Gemäss der Staatsanwaltschaft wollte der Beschuldigte mit seiner Verkaufsaktion und der Verkleidung «das Produkt der Firma Dubler promoten», nachdem dieses einige Tage zuvor bei den grossen Detailhändlern aus dem Sortiment gestrichen worden war. Im Communiqué der Staatskanzlei heisst es:

«Nach der Überzeugung des Kantonsgerichts hat auch ein unbefangener, durchschnittlicher Dritter die Aktion in diesem Sinne und somit nicht rassendiskriminierend verstanden. Dieser Schluss drängt sich bereits deshalb auf, weil der Beschuldigte alle 350 Süssprodukte in nur zwei Stunden an zahlreiche Personen verkauft hat, unter anderem auch an dunkelhäutige Menschen.»

Hinzu komme, dass sich der Beschuldigte weder vor, noch während und auch nicht nach dem Verkauf in irgendeiner Weise abwertend über dunkelhäutige Menschen geäussert habe. Zudem könne dem Beschuldigten nicht nachgewiesen werden, dass er eine Herabsetzung dunkelhäutiger Menschen gewollt oder zumindest in Kauf genommen habe.

«Im Ergebnis war die Verkaufsaktion zwar unsensibel und gedankenlos. Sie war aber aufgrund der konkreten Umstände nicht rassendiskriminierend im Sinne des Gesetzes», befand das St.Galler Kantonsgericht. Der Entscheid ist noch nicht rechtskräftig.

Heim seinerzeit zum Strafbefehl: «Ein Witz!»

Imbissunternehmer Markus Heim.

Imbissunternehmer Markus Heim.

Bild: Daniel Walt

Nach der «Mohrenkopf»-Verkaufsaktion hatte Markus Heim von der St.Galler Staatsanwaltschaft einen Strafbefehl wegen Rassendiskriminierung erhalten. Darin hiess es unter anderem:

«Mit der vorgenannten Verkleidung in Kombination mit dem bereits intensiv in der Rassismusdebatte besprochenen Produkt musste Markus Heim jedoch damit rechnen, beim Erscheinen in der Öffentlichkeit mit seiner derart gestalteten Verkleidung und dem Verkauf dieser Süssigkeiten dunkelhäutige Menschen zu diskriminieren und zu beleidigen.»

Heim seinerseits bezeichnete den Strafbefehl als «Witz» und wehrte sich dagegen, womit es zu einer Verhandlung vor dem Rorschacher Kreisgericht kam. Dieses befand, es sei nicht an ihm zu beurteilen, ob die Aktion des Unternehmers geschmacklos gewesen sei oder nicht.
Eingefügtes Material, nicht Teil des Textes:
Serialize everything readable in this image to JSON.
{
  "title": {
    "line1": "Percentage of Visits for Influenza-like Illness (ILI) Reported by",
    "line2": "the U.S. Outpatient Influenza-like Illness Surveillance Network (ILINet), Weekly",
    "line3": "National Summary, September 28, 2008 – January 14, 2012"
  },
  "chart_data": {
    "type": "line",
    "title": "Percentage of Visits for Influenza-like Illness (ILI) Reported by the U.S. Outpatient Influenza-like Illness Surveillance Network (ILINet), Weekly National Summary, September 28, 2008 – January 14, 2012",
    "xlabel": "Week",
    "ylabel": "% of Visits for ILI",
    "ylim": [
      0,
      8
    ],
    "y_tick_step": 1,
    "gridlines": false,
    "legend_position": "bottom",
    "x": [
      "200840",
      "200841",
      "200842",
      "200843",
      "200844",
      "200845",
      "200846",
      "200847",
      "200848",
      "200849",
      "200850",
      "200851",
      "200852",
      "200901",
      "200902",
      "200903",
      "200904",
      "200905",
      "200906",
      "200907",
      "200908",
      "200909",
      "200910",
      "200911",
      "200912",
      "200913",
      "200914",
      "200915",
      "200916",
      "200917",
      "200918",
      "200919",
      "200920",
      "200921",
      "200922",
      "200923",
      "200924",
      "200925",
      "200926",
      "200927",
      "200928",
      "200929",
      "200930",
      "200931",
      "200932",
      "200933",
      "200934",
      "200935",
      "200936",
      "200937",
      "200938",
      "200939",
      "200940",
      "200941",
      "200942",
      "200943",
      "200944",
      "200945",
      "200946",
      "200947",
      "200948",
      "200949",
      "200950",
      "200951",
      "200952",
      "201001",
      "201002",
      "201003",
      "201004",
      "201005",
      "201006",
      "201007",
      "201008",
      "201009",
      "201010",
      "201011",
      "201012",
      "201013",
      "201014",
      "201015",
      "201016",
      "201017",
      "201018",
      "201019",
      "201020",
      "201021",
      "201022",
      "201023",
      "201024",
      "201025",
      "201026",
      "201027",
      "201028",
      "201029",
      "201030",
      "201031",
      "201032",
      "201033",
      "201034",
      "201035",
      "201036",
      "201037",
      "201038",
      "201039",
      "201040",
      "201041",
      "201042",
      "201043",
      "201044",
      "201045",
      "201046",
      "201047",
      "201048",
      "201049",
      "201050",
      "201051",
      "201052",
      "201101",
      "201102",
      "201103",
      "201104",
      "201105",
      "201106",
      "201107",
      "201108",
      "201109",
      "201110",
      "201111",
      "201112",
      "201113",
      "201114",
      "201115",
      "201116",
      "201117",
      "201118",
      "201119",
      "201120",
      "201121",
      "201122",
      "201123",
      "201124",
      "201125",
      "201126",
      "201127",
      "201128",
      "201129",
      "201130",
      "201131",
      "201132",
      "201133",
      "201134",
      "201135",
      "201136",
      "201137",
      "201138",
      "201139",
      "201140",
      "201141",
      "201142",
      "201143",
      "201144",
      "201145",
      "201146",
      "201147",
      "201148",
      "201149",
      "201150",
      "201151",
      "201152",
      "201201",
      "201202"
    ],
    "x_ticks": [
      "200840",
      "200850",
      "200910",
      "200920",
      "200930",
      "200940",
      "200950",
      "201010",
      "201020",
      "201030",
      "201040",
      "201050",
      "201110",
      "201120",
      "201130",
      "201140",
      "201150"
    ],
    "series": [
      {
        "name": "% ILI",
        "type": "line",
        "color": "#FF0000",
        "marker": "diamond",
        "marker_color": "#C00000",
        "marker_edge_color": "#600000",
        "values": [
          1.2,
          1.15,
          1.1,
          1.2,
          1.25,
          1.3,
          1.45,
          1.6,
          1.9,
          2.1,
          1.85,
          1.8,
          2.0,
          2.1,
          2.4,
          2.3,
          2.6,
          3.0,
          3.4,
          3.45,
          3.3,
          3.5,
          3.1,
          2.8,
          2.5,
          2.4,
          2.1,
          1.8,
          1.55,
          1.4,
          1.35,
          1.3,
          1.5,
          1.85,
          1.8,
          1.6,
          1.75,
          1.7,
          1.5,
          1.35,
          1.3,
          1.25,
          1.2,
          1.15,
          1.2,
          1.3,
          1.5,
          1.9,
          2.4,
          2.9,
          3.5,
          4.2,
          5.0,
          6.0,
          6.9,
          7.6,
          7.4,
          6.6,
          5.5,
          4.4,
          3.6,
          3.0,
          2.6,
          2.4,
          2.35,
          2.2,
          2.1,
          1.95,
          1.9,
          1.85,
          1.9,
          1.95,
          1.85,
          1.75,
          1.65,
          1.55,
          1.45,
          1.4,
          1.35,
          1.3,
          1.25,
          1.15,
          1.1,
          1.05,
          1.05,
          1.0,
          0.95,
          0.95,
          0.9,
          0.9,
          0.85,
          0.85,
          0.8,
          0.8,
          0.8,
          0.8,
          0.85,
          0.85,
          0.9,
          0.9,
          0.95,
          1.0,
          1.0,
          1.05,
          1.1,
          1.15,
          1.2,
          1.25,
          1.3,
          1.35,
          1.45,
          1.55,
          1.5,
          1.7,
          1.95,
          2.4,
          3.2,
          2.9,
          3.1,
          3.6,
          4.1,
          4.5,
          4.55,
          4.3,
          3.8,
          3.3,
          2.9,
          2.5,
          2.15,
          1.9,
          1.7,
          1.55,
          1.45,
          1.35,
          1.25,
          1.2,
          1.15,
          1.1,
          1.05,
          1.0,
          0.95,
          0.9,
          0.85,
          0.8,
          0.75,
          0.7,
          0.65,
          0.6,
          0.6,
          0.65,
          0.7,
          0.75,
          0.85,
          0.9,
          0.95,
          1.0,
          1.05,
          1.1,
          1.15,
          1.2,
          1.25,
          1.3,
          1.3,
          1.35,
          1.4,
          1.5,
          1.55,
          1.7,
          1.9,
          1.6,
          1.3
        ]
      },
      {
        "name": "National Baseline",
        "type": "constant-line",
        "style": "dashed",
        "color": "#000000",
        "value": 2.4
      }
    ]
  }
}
Für einen Verstoss gegen die Rassismusstrafnorm sei sie zu wenig gravierend.

«... dann sind sie wahrscheinlich rassistischer als ich»

Zur Verhandlung vor dem St.Galler Kantonsgericht kam es, weil die Staatsanwaltschaft das Urteil des Kreisgerichts nicht akzeptierte. Sie führte aus, man erhoffe sich «im Hinblick auf allfällige künftige vergleichbare Fälle einen Grundsatzentscheid – zumindest auf Stufe Kantonsgericht». Es gehe um die umstrittene Frage, «wie eine unbefangene Drittperson die vom Angeklagten gestaltete Szenerie» im Kontext der durch die Black-live-matters-Proteste ausgelösten Rassismusdebatte «interpretieren musste».

Bei der Verhandlung vor dem St.Galler Kantonsgericht beteuerte Markus Heim mehrfach, dass keine rassistischen Absichten hinter seiner Aktion gestanden hätten. Seine 350 «Mohrenköpfe» seien im Nu verkauft gewesen. «Hätten es die Leute für rassistisch gehalten, hätte ich wohl kaum so viele verkauft.» Diejenigen, die in dieser Aktion etwas Rassistisches sähen, seien wahrscheinlich rassistischer als er.